IT’S that time of year when dads of a certain age are expected to drop everything and drive round the country to move their offspring back home from university for Christmas.

Jack, our third-born, had left a message to say he’d been told to have his stuff out of his room and hand in the key by 10am last Saturday. That mean a 7am start for me, with a three-hour drive down the A1 through murky winter weather.

The day before I was due to get him, I phoned to check the arrangements hadn’t changed.

The first time I rang, he didn’t pick up. And when he didn’t answer my message, I called back an hour later. This time he answered.

“Hi, Dad, is it important?” he asked, impatiently.

“Well, I just wanted to check the arrangements for coming down tomorrow,” I explained.

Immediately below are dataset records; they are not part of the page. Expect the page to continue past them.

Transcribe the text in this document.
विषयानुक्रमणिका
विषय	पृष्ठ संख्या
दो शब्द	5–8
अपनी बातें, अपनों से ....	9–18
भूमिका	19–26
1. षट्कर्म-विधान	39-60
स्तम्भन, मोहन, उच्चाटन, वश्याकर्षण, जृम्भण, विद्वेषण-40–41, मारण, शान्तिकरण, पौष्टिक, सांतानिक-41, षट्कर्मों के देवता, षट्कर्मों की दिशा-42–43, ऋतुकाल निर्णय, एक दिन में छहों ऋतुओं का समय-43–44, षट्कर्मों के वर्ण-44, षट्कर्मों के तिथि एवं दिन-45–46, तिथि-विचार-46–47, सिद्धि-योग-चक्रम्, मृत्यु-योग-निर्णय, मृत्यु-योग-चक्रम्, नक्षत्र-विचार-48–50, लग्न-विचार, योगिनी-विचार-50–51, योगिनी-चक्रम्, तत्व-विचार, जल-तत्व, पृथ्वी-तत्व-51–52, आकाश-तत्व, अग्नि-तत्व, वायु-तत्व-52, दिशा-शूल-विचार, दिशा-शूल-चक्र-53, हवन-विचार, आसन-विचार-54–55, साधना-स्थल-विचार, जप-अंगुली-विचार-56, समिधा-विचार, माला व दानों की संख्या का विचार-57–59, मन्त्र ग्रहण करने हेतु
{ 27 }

I’m pretty sure I detected a sigh before he said: “What do you need to know? It’s a bit difficult to talk at the moment - I’m playing corridor cricket.”

In the background, I heard someone shouting “Come on, Jack. Put the phone down.”

Undeterred, I pressed on: “I just need to know if I still need to be there by 10am and where I can park.”

“Dad, I’m bowling and we’re in the middle of a crucial over,” came the reply.

The shouts in the background were getting louder and Jack declared that he’d have to go and would text me “the details” later.

Now, I’m a pretty easy-going kind of dad and I don’t mind running around after my kids. But I admit to feeling pretty taken for granted at times, and this was one of them.

There I was, preparing to get up at the crack of dawn to drive for six hours, there and back, and he was too busy playing corridor cricket.

Despite the temptation to let him get home under his own steam, I set out on the long drive the following morning and arrived in time to move him out of his room.

He must have sensed that I was a bit peeved because he launched straight into an expanation about the corridor cricket.

The students on his floor had been challenged by the students on the floor below. It was England versus Sri Lanka and it was four runs for hitting the back wall of the corridor with a plastic ball and six if it made the wall without bouncing.

“England won - I bowled really well,” he told me.

He seemed to think that would appease me: that an England victory had made my long journey worthwhile.

I’m just glad that an expensive university education is helping him put things in better perspective.

THE THINGS GRANDADS SAY

I WAS having my pre-Christmas haircut and, knowing how much haidresser Nigel Dowson dotes on his little grandson, I asked: “Are you having Blake for Christmas?”

“No, turkey,” came the reply.

THE THINGS KIDS SAY

AFTER being told to quieten down by his mam, Harvey Westcott, eight, of Middlesbrough, said: “Why did God give me a loud voice?”